Regarding the recovery rate of the heart function 30 minutes after reperfusion, the test group showed a significantly better recovery rate than the comparative group in terms of aortic flow and cardiac output, as is apparent from FIG.

As is clear from FIG. 2, ATP and TAN showed significantly higher values in the test group than in the comparative group at 30 minutes after reperfusion. When comparing TAN 30 minutes after reperfusion,
In the comparative group, it was further decreased than at the end of ischemia, but not in the test group.

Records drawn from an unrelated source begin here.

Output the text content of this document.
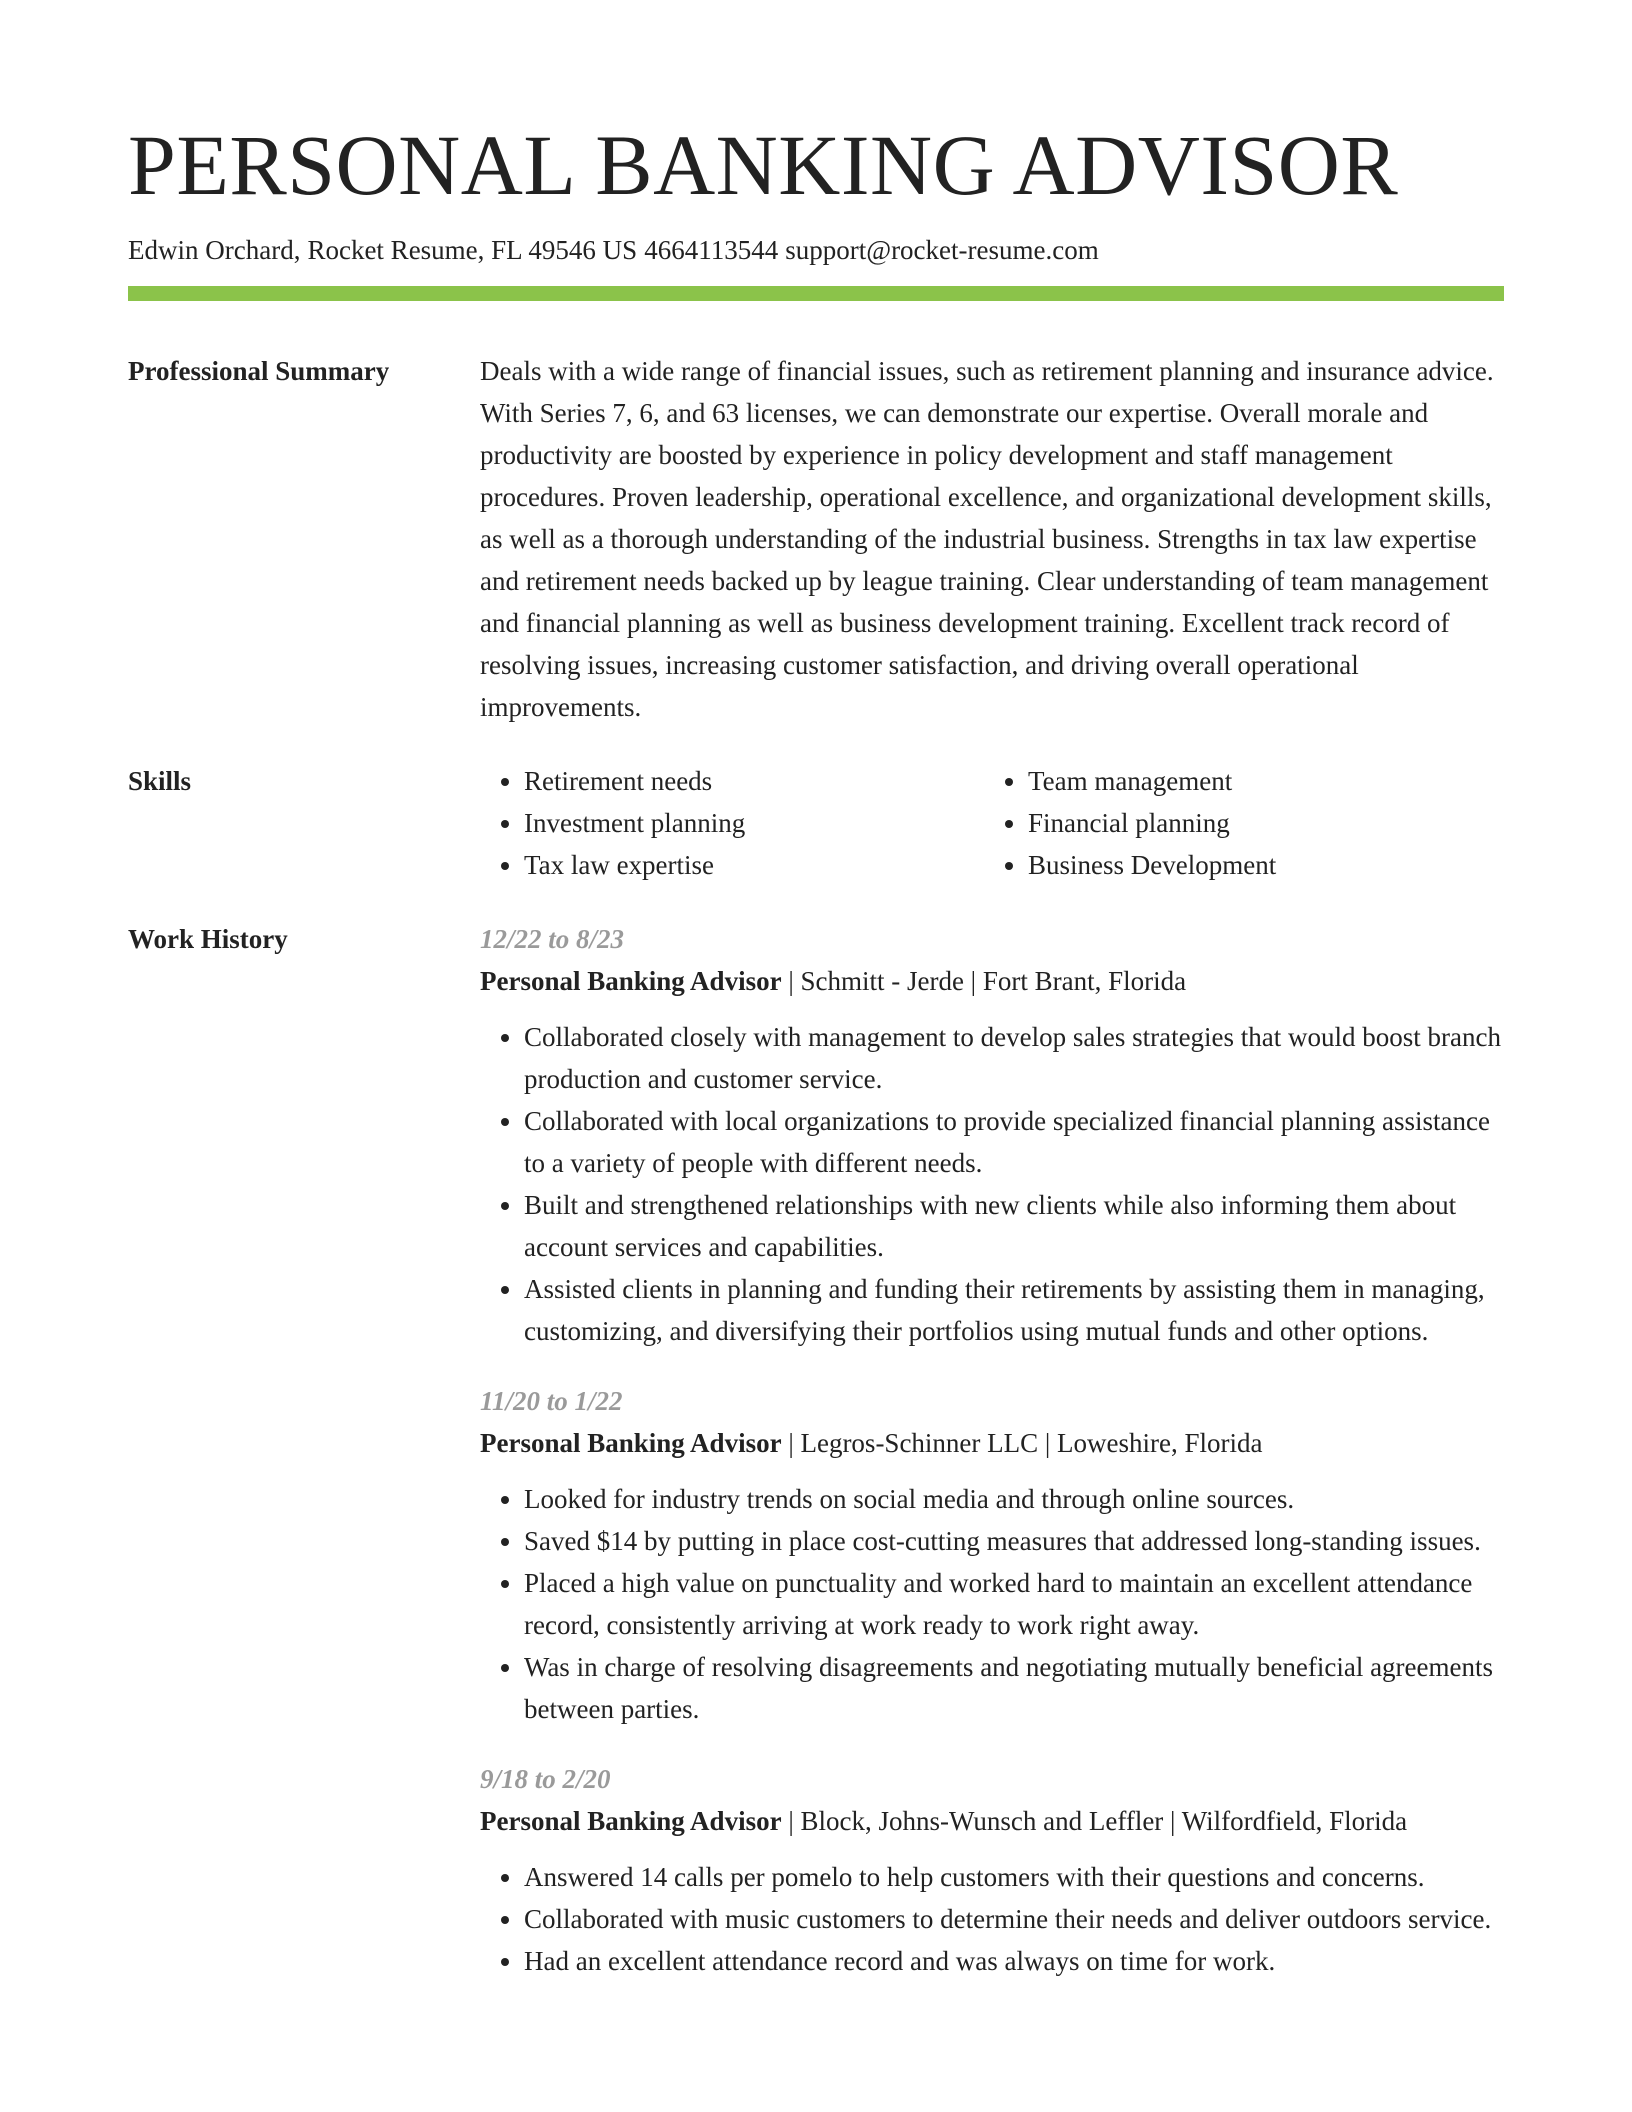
PERSONAL BANKING ADVISOR
Edwin Orchard, Rocket Resume, FL 49546 US 4664113544 support@rocket-resume.com
Professional Summary	Deals with a wide range of financial issues, such as retirement planning and insurance advice. With Series 7, 6, and 63 licenses, we can demonstrate our expertise. Overall morale and productivity are boosted by experience in policy development and staff management procedures. Proven leadership, operational excellence, and organizational development skills, as well as a thorough understanding of the industrial business. Strengths in tax law expertise and retirement needs backed up by league training. Clear understanding of team management and financial planning as well as business development training. Excellent track record of resolving issues, increasing customer satisfaction, and driving overall operational improvements.

Skills
•	Retirement needs
• Investment planning
• Tax law expertise
• Team management
• Financial planning
• Business Development
Work History	12/22 to 8/23
Personal Banking Advisor | Schmitt - Jerde | Fort Brant, Florida
• Collaborated closely with management to develop sales strategies that would boost branch production and customer service.
• Collaborated with local organizations to provide specialized financial planning assistance to a variety of people with different needs.
• Built and strengthened relationships with new clients while also informing them about account services and capabilities.
• Assisted clients in planning and funding their retirements by assisting them in managing, customizing, and diversifying their portfolios using mutual funds and other options.
11/20 to 1/22
Personal Banking Advisor | Legros-Schinner LLC | Loweshire, Florida
• Looked for industry trends on social media and through online sources.
• Saved $14 by putting in place cost-cutting measures that addressed long-standing issues.
• Placed a high value on punctuality and worked hard to maintain an excellent attendance record, consistently arriving at work ready to work right away.
• Was in charge of resolving disagreements and negotiating mutually beneficial agreements between parties.
9/18 to 2/20
Personal Banking Advisor | Block, Johns-Wunsch and Leffler | Wilfordfield, Florida
• Answered 14 calls per pomelo to help customers with their questions and concerns.
• Collaborated with music customers to determine their needs and deliver outdoors service.
• Had an excellent attendance record and was always on time for work.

As for creatine phosphate (CP) and high energy phosphate compound (HEP), as is clear from FIG.
At 30 minutes after reperfusion, the test group showed a significantly higher value than the comparative group.

[Brief description of the drawings]

FIG. 1 shows the aortic flow rate and heart rate 30 minutes after reperfusion when the myocardial protective solution of the present invention (test group) and the conventional myocardial protective solution (comparative group) were injected during ischemia of an isolated rat heart. FIG. 2 is a graph showing the recovery rate of output, FIG. 2 is a graph showing ATP and TAN amounts immediately before the onset of ischemia, at the end of ischemia and 30 minutes after reperfusion in the test group and the comparative group, and FIG. FIG. 4 is a graph showing the amounts of creatine phosphate (CP) and high-energy phosphate compound (HEP) in a test group and a comparative group immediately before the start of ischemia, at the end of ischemia, and 30 minutes after reperfusion.

──────────────────────────────────────────────────続 き Continuing on the front page (72) Inventor Kazuhiko Kinoshita 2-1-601 Kuromon, Chuo-ku, Fukuoka City, Fukuoka Prefecture (72) Inventor Ryuji Tominaga 5-6-1-1-203 Nagasumi, Fukuoka City, Fukuoka Prefecture (72) Inventor Masato Sakamoto 5-11-2-406, Hakozaki, Higashi-ku, Fukuoka City, Fukuoka Prefecture (72) Inventor Yasutaka Ueno 867-330, Norimatsu, Yawata-nishi-ku, Kitakyushu City, Fukuoka Prefecture (58) Field surveyed (Int.Cl. ⁶ , DB name) A01N 1 / 02

Claims (6)

(57) [Claims] 1. A cardioplegic solution to which succinate ions are added. 2. The cardioplegic solution according to claim 1, wherein succinate ion is added to the cardioplegic solution containing sodium ion, potassium ion, calcium ion and optionally glucose. 3. The method according to claim 1, wherein the sodium ion is 50 to 200 mmol / l,
Potassium ion 10-50 mmol / l, calcium ion 0.02-1 mmol / l, glucose 10% (w / v) or less,
The myocardial protective solution according to claim 1 or 2, which contains succinate ions in an amount of 3 to 30 mmol / l. 4. A myocardial protective solution kit comprising the myocardial protective solution according to claim 1, (2) or (3) and an alkaline buffer. 5. The kit according to claim 4, wherein the alkaline buffer is a bicarbonate ion-containing aqueous solution. 6. An alkaline buffer having a bicarbonate ion concentration of 10%.
The kit according to claim 5, wherein the amount is 0 to 1100 mmol / l.